Bockigkeit und Eigensinn

Wenn Vertrauen zum Wendepunkt wird. Von Christa Schyboll

Karla ist bockig. Sie will nicht. Was? Egal! Sie will nicht. Obschon es so wichtig wäre. Aber sie will nicht. Sie ist eigensinnig. Stur. Bockig. Sie will das tun, was sie will. Nicht das, was ihre Mutter will. Oder der Vater. Oder der Lehrer. Karla will sein wie sie ist. Punkt.

Karla übersieht die Konsequenzen noch nicht, meint die Mutter. Sie wird bald viel Stress bekommen, orakelt der Lehrer. Wenn sie bleibt, wie sie ist, endet das noch in einer Katastrophe, schimpft der Vater. So oder so. Entweder, weil man sie lässt und sie jede Menge Fehler macht. Oder wenn man sie zwingt zu etwas, was sie nicht will. Wer weiß, welche Mätzchen und Sperenzchen sie sich dann noch ausdenkt! Karlas Eigensinnigkeit ist für alle ein Problem. Nur für sie selbst nicht. Für sie sind nur die anderen das Problem.

Karla ist aber nicht nur bockig, sondern auch unglücklich darüber. Immerhin ist sie kein kleines Kind mehr. Sie ist 16 und will frei entscheiden. Selbst das Gesetz gewährt ihr gewisse Rechte in diesem Alter. Aber all das zählt nicht. Darum schert sich die Welt der Erwachsenen keinen Deut. Damit vor Gericht vorsprechen zu können, ist chancenlos. Karla fühlt sich als Sklavin fremder Willensbekundungen.

Karlas Eigensinn ist einfach gewachsen, so sorglos und natürlich wie ihr Körper. Sie kann ja nichts dafür. Sie lebt auf selbstredend ihren Widerspruchsgeist aus. Sie hat eine große innere Abwehr gegenüber der Norm. Sie hasst das Übliche. In diese Schublade gehört sie nicht hinein. Sie quillt doch über von Menschen, die sie entsetzlich findet. Ihre Eltern zum Beispiel mit ihren engen Sichtweisen. Karla braucht weit geöffnete Fenster. Ihr wachsen Flügel. Doch keiner bemerkt es.

Warum lässt man sie nicht? Warum traut man ihr nicht zu, aus eigenen Erfahrungen zu lernen?
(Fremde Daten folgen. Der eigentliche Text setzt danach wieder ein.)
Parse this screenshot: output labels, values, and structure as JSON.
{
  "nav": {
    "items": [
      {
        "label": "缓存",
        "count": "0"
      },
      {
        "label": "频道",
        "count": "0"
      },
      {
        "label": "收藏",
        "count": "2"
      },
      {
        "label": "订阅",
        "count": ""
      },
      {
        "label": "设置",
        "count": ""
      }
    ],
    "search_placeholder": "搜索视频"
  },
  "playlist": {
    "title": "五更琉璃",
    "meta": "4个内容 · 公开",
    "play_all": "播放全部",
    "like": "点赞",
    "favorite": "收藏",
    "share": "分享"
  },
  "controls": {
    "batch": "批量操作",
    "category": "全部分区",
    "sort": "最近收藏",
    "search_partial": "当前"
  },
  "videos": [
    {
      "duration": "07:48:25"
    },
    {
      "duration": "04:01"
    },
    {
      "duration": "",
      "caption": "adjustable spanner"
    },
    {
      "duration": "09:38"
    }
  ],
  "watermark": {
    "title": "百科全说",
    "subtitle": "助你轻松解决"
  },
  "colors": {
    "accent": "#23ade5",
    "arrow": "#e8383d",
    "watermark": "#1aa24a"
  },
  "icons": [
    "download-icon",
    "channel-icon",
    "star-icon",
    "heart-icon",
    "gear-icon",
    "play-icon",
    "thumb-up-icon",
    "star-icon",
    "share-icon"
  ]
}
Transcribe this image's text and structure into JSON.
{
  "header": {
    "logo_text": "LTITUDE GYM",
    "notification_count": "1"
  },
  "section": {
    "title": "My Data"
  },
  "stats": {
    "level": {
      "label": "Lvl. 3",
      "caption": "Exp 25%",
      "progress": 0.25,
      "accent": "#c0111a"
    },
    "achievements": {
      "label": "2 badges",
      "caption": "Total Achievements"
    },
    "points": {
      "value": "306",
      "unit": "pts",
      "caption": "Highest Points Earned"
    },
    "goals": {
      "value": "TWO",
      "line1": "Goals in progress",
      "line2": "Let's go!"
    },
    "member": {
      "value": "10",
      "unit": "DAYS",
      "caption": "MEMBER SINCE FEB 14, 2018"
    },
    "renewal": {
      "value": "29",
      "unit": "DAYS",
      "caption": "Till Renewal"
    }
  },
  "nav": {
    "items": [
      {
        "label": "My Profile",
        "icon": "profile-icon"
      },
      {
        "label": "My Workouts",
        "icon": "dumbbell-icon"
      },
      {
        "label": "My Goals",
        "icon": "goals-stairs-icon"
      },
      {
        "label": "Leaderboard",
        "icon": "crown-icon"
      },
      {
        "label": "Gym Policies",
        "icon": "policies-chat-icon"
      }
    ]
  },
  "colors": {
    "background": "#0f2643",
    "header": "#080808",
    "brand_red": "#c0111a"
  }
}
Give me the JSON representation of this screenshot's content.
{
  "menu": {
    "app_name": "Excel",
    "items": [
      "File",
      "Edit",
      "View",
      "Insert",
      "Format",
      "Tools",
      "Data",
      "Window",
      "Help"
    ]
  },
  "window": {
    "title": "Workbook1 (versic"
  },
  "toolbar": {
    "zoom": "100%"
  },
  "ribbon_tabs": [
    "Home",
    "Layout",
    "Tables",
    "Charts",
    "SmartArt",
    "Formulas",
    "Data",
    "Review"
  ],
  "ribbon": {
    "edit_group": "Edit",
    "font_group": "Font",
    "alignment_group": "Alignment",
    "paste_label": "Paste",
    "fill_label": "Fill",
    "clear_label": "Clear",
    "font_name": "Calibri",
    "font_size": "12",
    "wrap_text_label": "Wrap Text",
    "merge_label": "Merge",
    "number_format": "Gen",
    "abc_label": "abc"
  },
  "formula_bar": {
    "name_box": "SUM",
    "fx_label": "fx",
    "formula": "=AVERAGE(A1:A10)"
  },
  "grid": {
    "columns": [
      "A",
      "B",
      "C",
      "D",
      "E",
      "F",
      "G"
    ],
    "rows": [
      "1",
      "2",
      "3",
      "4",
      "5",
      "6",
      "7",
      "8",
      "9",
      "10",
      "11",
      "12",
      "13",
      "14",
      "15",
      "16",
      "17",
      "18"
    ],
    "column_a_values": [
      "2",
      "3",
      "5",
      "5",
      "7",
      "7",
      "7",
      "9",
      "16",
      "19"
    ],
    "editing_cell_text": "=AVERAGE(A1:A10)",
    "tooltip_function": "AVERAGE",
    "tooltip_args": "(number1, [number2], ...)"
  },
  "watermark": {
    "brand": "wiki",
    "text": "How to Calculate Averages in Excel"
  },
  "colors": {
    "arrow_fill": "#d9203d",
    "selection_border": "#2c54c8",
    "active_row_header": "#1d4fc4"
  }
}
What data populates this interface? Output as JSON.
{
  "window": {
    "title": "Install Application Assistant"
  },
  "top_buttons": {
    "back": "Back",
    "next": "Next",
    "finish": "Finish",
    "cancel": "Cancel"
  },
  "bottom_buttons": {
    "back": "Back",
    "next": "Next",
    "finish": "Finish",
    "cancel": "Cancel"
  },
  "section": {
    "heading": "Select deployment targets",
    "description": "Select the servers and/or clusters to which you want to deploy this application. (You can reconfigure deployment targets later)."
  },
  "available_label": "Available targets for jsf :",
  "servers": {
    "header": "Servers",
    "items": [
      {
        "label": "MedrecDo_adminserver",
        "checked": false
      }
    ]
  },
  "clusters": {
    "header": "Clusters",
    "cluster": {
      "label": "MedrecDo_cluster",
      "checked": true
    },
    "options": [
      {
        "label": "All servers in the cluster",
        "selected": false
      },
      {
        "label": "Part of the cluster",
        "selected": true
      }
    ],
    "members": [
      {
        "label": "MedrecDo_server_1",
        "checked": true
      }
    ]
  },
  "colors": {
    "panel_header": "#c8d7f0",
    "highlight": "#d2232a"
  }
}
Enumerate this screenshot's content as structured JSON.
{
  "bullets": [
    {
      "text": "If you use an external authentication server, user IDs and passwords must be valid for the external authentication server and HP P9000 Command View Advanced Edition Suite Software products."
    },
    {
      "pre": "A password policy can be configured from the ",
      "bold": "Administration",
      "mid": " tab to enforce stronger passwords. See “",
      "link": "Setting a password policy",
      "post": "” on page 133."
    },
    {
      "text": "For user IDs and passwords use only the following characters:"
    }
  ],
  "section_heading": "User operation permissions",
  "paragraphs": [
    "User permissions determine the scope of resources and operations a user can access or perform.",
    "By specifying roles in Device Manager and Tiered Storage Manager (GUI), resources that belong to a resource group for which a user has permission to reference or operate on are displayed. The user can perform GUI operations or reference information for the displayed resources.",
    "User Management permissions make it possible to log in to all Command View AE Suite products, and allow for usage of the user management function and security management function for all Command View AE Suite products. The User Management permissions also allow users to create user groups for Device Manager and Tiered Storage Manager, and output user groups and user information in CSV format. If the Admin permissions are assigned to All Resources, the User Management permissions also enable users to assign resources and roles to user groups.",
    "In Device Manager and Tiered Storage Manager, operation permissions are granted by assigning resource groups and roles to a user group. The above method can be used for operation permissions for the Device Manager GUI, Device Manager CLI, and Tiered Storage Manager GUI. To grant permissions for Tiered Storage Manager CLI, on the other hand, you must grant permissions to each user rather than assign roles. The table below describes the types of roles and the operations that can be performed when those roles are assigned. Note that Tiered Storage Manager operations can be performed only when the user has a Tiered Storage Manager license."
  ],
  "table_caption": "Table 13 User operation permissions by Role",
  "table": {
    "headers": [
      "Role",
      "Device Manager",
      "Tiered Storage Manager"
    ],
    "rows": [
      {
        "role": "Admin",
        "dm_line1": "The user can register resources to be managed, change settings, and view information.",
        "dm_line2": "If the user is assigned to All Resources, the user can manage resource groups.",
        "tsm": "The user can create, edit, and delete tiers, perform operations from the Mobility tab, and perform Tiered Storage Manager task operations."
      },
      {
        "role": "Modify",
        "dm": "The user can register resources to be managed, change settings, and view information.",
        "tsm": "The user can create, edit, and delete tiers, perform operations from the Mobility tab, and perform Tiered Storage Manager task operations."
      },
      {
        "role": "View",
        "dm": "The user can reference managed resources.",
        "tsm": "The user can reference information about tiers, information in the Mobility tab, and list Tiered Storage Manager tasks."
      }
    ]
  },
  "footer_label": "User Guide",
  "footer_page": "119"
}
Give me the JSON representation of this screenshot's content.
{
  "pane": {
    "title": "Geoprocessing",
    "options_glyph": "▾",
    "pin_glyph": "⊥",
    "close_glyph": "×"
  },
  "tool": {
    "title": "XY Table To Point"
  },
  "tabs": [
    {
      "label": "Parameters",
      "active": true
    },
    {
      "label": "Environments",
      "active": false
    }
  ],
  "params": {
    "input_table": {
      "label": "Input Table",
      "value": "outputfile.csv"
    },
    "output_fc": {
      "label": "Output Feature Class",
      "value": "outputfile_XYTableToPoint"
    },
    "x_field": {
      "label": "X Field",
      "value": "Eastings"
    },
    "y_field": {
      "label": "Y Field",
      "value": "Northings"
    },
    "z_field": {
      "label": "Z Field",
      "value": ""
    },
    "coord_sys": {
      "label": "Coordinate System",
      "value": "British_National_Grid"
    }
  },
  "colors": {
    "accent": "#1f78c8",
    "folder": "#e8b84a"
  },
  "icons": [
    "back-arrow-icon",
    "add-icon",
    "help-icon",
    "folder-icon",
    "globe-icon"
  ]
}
Warum will man sie dauernd vor etwas schützen, das sie doch offenbar erleben will? Weil man sich um sie sorgt und es selbst „besser weiß“? Oder weil man prophylaktisches Mitleid hat, wenn dies und jenes eintritt? Oder weil man sich schämt, wenn sich das Kind irrt und Fehltritte erlaubt? Oder weil man ihr und dem Leben schlicht und einfach nicht vertraut, dass sie durchaus auch mit schlechten Erfahrungen klarkommen kann. Weil man sie für unfähig hält, das Böse zu meistern? Oder dass Karla am Ende sogar noch Recht behält?

Wie geht man mit der Bockigkeit einer starken Persönlichkeit um? Das Patentrezept muss sich jeder dafür selbst schreiben. Jeder Fall liegt anders. Aber wenn man mit der Zutatenliste beginnt, sollte man zunächst den Blick auf sich selbst werfen und sich ehrlich fragen, wie wichtig es ist, diesem ungebrochenen Eigensinn nun selbst auch noch eigenen Widerstand entgegenzusetzen. Geht es um Lebensgefahr, ist es leicht und schnell zu entscheiden. Aber darum geht es im Alltag fast nie. Es sind fast immer die Kleinigkeiten, an denen man sich reibt. Und wozu reibt man sich? Wie steht es denn mit dem eigenen Vertrauen in die bockige Person? Oder findet gerade eine unbemerkte Projektion statt? Übertragen wir in solchen Fällen unsere Ängste und Schwächlichkeit nicht automatisch und unbewusst schnell auf andere, weil wir uns selbst so wenig zutrauen? Oder sind wir in ein Machtspiel verquickt, wo es längst nicht mehr um die Sache an sich geht, sondern um Sieger und Verlierer?

Authentisch zu werden, ist für die meisten Menschen ein langer, schwerer Weg. Die Konditionierungen durch Erziehung, Prägungen usw. sind mächtig in unser Blut geschrieben. Authentisch werden heißt aber manchmal auch, Widerstand dort zu leisten, wo andere Menschen die gesunde Form des Eigen-Sinns verhindern. Notwendiger Eigen-Sinn, der sich zunächst vielleicht Eigensinnigkeit und Bockigkeit zeigen mag, aber doch auf bestem Weg ist, die eigene Persönlichkeitsstruktur zu stärken… sofern sie zuvor nicht allzu früh aus falschen Motiven der Erwachsenen zerbrochen wird.